• Philly Fed manufacturing index collapses to in August -30.7 from 3.2 in July
  • US existing home sales fall 3.5% in July
  • US leading economic indicators rise 0.5%
  • US consumer price index rises 0.5%/core rises 0.2%
  • Fed’s Dudley: Always evaluates US operations of foreign banks, US and foreign banks treated exactly the same; expects second-half US economic pick up; Fed has plenty of ammunition it can use; FOMC message has helped
  • Netherlands, Austria want Greek collateral if Finland gets it
  • Merkel: Euro bonds wrong solution to European problem
  • US 10-year note yields fall to record intraday yield of 1.97%; closes at 2.08%
  • Gold closes at record $1525
  • Oil falls $6 to $81.53
  • S&P 500 closes down 4.5% to 1141; DAX falls 5.8%

Another chaotic morning with European banks leading the risk rout until a horrible Philly Fed survey took the baton.

EUR/USD tumbled as low as 1.4270 as risk aversion ratcheted dramatically higher but prices soon recovered and a consolidation below 1.4335 played out for the balance of the session. Offers are seen on rallies to 1.4360 near-term. One suspects that China remains a heavy dip buyer keeping volatility from spiking.

One factor that helped stabilize the euro was talk that the SNB was back in the forward market in order to flood the domestic money markets with liquidity. USD/CHF fell as low as 0.7857 after the Philly Fed before recovering to end the session around the 0.7940 level. EUR/CHF slid to 1.1250 before recovering to 1.1380 late. So far so good for the SNB as they’ve managed to keep the franc from recouping its preeminent place in the forex pantheon.

AUD/USD fell close to the 38.2% retracement of the rally from the low 0.99s to 1.06 at the 1.0344 level today.
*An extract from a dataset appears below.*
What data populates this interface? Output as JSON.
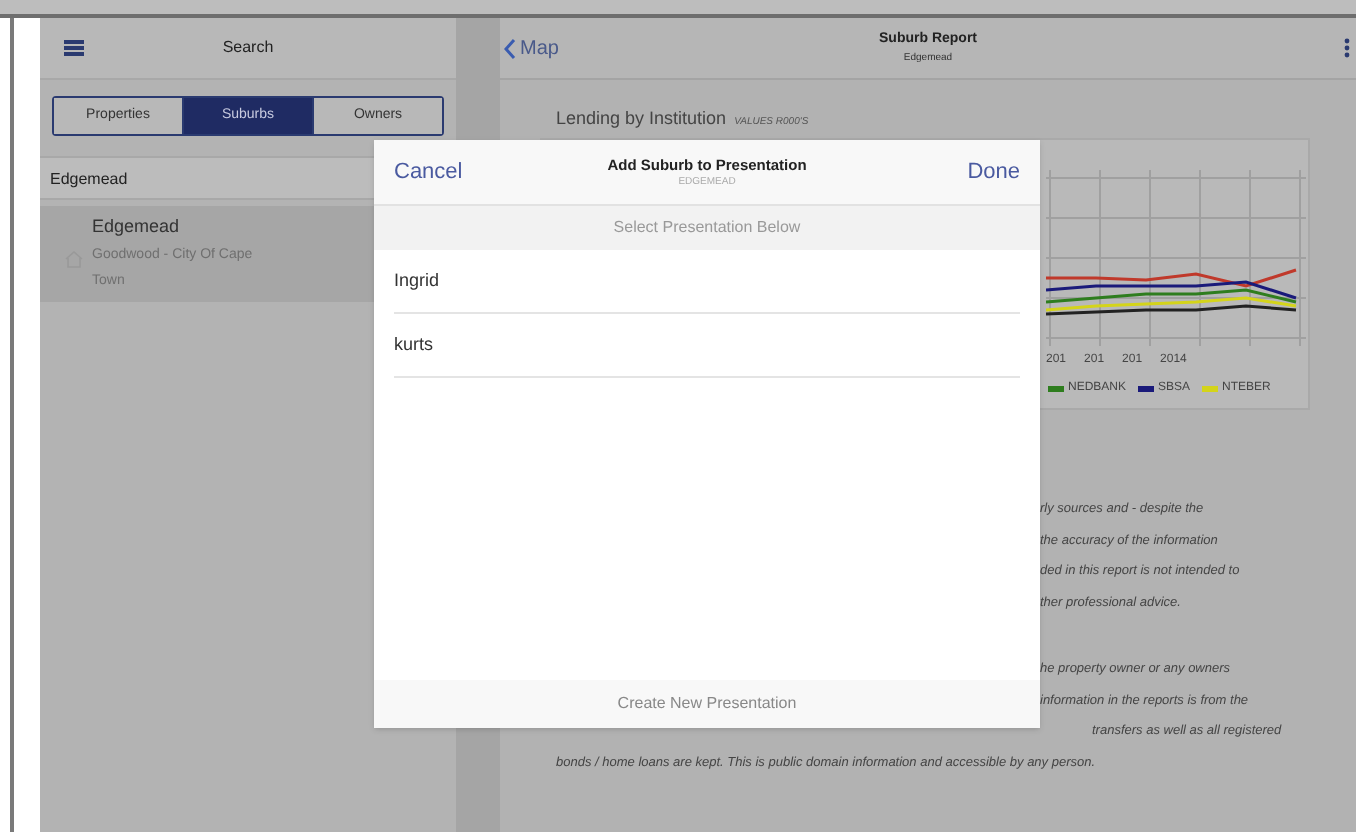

We bounced from lows of 1.0354 to end at 1.0405 as stocks ended well off their late lows.

USD/JPY held the key 76.25 area and managed a slight rally late in the day in anticipation of more BOJ intervention in the forex market as well as fresh liquidity injection into the money markets by the BOJ.

GBP traded on a firm footing again today as EUR/GBP crushed once again. News that US-based Hewlett-Packard will spend $10 bln to acquire UK-based Autonomy Corp helped underpin the pound. From 1.6425 post-Philly Fed lows, cable recovered to end at 1.6525.